Overweight drayage isn't just a heavier load — it's a different equipment configuration, a permit, and sometimes a route restriction. Cate Freight runs tri-axle chassis, pulls state permits where required, and routes around the bridges and roads that don't accept the weight.
What "overweight" means in Charleston drayage
A standard 5-axle tractor-chassis combination in South Carolina is legal up to 80,000 lb gross — translating to roughly 44,000 lb of payload in a 40' container. Anything above that gross is overweight, and most 20' containers loaded to international spec end up there.

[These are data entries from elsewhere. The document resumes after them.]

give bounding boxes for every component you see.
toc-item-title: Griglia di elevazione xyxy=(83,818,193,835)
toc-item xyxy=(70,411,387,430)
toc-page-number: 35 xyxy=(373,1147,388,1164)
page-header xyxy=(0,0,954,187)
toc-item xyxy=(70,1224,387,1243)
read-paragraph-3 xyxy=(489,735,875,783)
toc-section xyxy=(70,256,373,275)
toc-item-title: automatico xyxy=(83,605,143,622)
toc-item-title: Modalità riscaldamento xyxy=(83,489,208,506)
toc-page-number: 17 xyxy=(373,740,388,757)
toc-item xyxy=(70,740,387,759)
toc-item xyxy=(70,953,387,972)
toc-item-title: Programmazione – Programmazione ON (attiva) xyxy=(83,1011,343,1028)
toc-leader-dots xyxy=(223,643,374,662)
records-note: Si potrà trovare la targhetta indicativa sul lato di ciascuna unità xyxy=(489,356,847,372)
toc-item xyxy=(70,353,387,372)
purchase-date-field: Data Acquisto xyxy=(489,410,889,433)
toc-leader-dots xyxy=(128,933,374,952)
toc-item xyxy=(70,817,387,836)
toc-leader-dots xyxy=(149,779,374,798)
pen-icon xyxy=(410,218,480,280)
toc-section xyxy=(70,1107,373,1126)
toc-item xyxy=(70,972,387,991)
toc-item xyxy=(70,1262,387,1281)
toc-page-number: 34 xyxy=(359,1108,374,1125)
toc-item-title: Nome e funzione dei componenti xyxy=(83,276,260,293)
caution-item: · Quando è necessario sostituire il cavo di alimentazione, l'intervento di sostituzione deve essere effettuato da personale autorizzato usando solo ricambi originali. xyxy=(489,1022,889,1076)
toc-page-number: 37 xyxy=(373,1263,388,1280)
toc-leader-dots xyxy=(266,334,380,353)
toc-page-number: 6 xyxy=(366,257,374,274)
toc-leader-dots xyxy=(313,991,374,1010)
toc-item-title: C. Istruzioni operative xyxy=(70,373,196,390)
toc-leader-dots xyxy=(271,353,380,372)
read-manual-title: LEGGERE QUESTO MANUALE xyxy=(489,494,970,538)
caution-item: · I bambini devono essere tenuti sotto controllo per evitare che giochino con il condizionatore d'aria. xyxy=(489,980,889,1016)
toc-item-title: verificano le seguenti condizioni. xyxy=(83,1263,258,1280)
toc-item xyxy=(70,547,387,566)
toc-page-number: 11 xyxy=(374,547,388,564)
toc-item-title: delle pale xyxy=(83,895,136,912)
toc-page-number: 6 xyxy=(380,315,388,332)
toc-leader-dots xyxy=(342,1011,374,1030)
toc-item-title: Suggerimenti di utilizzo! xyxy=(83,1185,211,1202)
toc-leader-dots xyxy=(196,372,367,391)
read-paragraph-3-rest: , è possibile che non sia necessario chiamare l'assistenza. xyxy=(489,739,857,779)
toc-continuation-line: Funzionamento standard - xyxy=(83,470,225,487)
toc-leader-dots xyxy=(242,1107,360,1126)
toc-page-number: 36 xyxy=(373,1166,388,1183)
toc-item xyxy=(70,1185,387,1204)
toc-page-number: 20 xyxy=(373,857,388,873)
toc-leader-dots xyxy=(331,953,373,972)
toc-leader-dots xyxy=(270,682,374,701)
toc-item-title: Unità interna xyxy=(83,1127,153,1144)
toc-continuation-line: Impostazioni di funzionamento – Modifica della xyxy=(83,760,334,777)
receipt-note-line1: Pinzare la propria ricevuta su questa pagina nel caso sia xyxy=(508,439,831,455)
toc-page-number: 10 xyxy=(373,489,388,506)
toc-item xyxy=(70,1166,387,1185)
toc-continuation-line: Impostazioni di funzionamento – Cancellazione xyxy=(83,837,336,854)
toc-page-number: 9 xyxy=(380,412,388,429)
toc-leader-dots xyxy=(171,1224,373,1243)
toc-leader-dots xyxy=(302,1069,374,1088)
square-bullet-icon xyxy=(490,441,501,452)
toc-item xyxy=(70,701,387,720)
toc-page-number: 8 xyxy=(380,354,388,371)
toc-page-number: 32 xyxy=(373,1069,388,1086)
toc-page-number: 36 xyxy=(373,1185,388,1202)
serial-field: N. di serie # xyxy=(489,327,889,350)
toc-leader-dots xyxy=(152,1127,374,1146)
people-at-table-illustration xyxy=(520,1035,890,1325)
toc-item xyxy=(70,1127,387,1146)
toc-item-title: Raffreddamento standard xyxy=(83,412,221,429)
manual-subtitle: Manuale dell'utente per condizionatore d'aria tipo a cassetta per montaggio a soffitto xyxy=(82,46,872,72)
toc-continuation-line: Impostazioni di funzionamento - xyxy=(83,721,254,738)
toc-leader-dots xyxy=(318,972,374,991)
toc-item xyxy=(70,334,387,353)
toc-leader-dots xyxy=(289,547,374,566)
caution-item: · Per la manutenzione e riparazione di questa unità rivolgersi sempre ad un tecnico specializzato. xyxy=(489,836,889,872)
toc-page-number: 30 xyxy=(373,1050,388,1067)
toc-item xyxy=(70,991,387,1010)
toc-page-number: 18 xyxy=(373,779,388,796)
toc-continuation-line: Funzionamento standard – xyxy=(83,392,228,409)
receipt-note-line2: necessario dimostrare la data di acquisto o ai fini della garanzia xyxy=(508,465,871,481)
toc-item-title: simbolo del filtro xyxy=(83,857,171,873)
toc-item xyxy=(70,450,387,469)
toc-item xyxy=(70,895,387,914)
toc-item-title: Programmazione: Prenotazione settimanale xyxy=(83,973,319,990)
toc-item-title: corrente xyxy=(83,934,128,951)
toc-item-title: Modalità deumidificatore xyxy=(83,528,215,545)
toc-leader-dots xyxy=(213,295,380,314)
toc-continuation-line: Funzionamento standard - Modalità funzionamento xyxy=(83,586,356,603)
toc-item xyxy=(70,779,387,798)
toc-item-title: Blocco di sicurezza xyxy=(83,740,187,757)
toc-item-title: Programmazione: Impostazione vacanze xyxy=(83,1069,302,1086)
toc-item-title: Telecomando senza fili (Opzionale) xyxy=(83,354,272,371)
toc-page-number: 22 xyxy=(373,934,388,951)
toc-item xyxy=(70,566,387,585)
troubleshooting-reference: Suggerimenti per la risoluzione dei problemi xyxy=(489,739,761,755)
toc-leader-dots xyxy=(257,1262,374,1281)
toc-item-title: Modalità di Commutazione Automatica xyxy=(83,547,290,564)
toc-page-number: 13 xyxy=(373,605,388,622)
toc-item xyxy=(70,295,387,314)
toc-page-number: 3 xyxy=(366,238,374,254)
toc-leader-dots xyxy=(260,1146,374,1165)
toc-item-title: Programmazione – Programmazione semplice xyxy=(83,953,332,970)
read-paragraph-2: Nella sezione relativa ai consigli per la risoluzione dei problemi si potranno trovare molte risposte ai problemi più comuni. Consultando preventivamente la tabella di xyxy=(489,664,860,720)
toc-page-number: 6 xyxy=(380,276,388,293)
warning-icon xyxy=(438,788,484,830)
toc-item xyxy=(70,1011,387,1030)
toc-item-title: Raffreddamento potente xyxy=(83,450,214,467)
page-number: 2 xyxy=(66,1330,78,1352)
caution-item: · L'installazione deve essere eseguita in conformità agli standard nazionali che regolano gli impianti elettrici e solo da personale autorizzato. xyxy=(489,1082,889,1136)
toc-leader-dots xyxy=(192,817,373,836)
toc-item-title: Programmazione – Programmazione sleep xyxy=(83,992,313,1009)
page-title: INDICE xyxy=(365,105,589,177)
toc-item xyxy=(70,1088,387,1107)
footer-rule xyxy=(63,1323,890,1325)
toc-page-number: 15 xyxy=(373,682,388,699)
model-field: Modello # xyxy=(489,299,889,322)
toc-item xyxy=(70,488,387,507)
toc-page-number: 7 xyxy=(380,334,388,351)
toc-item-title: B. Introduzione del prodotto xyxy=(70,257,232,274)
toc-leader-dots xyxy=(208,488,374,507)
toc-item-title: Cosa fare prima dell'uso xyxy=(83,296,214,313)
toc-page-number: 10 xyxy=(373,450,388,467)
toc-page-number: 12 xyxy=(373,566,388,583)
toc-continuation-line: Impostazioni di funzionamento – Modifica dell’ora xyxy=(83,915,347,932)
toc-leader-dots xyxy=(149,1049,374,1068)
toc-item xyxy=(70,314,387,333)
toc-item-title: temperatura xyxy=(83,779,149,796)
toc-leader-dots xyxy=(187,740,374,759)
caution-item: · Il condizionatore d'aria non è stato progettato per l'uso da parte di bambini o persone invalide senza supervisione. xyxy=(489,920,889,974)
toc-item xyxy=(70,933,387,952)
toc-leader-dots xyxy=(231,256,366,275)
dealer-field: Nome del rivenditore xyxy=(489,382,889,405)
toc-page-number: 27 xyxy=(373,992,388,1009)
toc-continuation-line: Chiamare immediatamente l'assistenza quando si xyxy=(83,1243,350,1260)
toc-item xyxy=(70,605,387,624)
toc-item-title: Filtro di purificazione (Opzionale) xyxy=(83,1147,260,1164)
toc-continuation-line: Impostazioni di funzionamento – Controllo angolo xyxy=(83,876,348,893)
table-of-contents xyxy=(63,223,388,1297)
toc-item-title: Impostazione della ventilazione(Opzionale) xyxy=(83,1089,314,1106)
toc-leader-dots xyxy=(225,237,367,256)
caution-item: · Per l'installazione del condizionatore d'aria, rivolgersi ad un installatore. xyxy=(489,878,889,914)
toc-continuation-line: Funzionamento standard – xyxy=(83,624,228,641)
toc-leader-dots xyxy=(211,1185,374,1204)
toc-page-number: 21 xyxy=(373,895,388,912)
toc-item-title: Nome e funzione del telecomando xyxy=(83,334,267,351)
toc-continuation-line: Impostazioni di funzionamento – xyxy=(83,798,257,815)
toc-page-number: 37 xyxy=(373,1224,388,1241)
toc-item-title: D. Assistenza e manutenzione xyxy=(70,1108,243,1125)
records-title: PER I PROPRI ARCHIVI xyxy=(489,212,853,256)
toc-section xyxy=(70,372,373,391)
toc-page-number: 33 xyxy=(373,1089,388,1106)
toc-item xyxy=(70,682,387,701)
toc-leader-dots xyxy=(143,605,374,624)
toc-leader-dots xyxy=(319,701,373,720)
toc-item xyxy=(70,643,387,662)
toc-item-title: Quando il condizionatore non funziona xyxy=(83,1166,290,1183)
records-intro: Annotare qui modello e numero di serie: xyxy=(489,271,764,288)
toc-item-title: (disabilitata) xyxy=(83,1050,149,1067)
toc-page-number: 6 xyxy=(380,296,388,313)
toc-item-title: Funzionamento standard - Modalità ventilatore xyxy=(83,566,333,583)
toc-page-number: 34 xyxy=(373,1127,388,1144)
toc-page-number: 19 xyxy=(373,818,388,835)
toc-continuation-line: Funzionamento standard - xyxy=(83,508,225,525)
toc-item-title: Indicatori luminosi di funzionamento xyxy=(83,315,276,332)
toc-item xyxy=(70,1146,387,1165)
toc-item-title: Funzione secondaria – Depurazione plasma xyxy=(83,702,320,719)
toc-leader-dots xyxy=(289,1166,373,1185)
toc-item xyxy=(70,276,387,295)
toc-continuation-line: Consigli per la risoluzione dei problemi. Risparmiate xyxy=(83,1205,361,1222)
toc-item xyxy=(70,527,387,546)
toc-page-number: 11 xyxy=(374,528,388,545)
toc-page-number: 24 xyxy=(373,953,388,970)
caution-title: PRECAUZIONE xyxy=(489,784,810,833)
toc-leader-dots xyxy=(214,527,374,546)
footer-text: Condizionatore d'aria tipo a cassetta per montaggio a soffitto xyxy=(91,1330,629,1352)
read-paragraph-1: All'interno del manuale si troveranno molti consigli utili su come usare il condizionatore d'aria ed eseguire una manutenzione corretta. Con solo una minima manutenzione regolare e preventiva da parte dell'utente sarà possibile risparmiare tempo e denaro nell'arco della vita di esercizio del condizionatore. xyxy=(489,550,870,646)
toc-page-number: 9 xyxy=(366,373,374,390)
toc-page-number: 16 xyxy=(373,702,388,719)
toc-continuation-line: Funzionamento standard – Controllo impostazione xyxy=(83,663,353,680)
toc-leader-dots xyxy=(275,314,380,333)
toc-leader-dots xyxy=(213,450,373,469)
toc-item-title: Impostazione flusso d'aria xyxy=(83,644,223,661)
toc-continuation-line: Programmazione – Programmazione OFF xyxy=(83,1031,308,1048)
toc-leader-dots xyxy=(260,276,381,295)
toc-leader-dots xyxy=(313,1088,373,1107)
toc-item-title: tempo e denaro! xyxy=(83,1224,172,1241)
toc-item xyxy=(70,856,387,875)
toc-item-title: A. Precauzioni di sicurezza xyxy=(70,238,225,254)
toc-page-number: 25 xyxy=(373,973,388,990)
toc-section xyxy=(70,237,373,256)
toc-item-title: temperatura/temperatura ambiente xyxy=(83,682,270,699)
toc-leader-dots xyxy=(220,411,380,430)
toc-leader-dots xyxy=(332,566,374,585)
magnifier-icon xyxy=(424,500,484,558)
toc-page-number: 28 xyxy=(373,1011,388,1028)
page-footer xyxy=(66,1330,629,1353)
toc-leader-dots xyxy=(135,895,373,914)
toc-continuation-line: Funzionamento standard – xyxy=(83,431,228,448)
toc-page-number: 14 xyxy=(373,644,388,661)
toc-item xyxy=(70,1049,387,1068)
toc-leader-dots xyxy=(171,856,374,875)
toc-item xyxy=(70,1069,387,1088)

Tri-axle chassis push the legal weight up to roughly 60,000 lb of payload with state permits, depending on configuration. We carry tri-axle equipment specifically because Southeast manufacturing flows (paper, metals, ceramics, food ingredients) regularly run heavy.
Permits, routes, and the boring details that matter
- South Carolina overweight permits — pulled by us, billed pass-through
- Bridge restriction awareness on heavy lanes (we route around weight-restricted bridges)
- Tri-axle availability scheduled in advance, not at the gate
- Driver match — overweight runs go to the drivers used to handling the equipment
Out-of-gauge (OOG) containers
OOG cargo — loads that exceed the standard container's internal dimensions and ride flat-rack or open-top — need extra coordination: tarping if open-top, tie-down inspection on flat-rack, sometimes pilot car or escort if oversized. We handle the equipment match and the route plan, and we'll tell you upfront when escort costs are on the bill.